La dimension symbolique n'est bien sûr pas indispensable pour l'utilisateur ordinaire. Mais la connaître rend le port du parfum un peu plus significatif.
Verdict : faut-il essayer ?
Nari Vimala s'avère délicate, mais pas anémique. C'est un gourmand floral poudré avec une touche asiatique qui brise le stéréotype selon lequel la parfumerie thaïlandaise se limite aux douceurs tropicales. La composition conviendra à ceux qui recherchent une tubéreuse atypique, mais ne sont pas prêts pour son agressivité indolique. Sur la peau, elle réchauffe et apaise, comme un peignoir doux le soir.
Si vous craignez les parfums sucrés, ne vous précipitez pas pour écarter cette option. Ici, le sucre est dissous dans la poudre de riz, et au lieu de caramel, vous obtenez du papier blanc avec une légère nuance lactée. La tenue est moyenne, environ six heures, et le sillage est discret, perceptible par les proches.
- une gourmandise inhabituelle au riz et aux herbes
- une tubéreuse délicate sans indole
- le prix paraît trop élevé pour une tenue moyenne
Si l'on met de côté l'enveloppe marketing, il reste à l'intérieur un travail de parfumeur de qualité. La question est de savoir à quel point l'image d'une solitaire heureuse vous parle. Personnellement, je pense que cette histoire pourrait également intéresser les personnes non solitaires, car personne n'interdit de porter un lapin sur la peau.
- Choisissez un jour sans hâte : le parfum se dévoile en près d'une demi-heure.
- N'appliquez pas plus de deux pulvérisations, laissez-le respirer.
- Comparez-le à un gourmand lacté pour en cerner les limites.
Avec ces préliminaires, Nari Vimala a toutes les chances de devenir une révélation. Mais pour éviter toute déception, il faut garder en mémoire sa douceur orientale.
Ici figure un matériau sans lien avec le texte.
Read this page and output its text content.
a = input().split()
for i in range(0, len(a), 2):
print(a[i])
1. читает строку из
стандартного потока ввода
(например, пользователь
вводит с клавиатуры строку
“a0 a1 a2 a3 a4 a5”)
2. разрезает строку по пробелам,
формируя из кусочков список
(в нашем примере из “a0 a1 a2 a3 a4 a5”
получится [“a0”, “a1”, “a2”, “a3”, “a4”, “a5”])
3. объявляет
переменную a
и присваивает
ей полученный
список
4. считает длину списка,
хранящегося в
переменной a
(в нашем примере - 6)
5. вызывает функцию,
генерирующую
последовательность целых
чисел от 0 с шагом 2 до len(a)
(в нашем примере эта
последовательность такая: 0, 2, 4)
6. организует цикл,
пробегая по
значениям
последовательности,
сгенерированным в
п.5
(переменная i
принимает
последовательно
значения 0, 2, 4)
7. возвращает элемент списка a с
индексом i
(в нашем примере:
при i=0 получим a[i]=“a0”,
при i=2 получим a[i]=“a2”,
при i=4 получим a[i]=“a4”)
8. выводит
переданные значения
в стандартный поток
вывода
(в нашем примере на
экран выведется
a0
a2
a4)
L'audace française n'a rien à voir ici.
- un gourmand délicat aux airs d'aquarelle ;
- un matin calme et sans précipitation ;
- un parfum pour les amoureux des joies discrètes.
En ce sens, la composition évoque un matcha latte ou d'autres boissons asiatiques tendance. Elle ne proclame pas son appartenance à la mode, mais elle rivalise en toute discrétion avec des millions de nouveautés plus bruyantes.

Nari Vimala me semble un exemple de la manière de parler de choses complexes dans un langage simple. La base riz-banane, resserrée par l'iris, crée un effet surprenant de peau propre. C'est presque du minimalisme, mais avec une pincée de fantaisie thaïlandaise.
N'attendez pas de ce parfum une tubéreuse profonde ni un sillage puissant. Vous y trouverez en revanche un parfum confortable, légèrement en retrait, pour les amoureux de textures atypiques.
Nari Vimala n'est pas tant une affaire de liberté affichée qu'une affaire d'amitié avec soi-même. Et si vous vous reconnaissez dans cette indépendance tranquille qui n'a pas besoin d'applaudissements, laissez-vous charmer par cet adorable parfum. Portez-le sans attentes démesurées. Il sait surprendre même ceux qui sont convaincus que l'exotisme de niche n'est pas fait pour eux.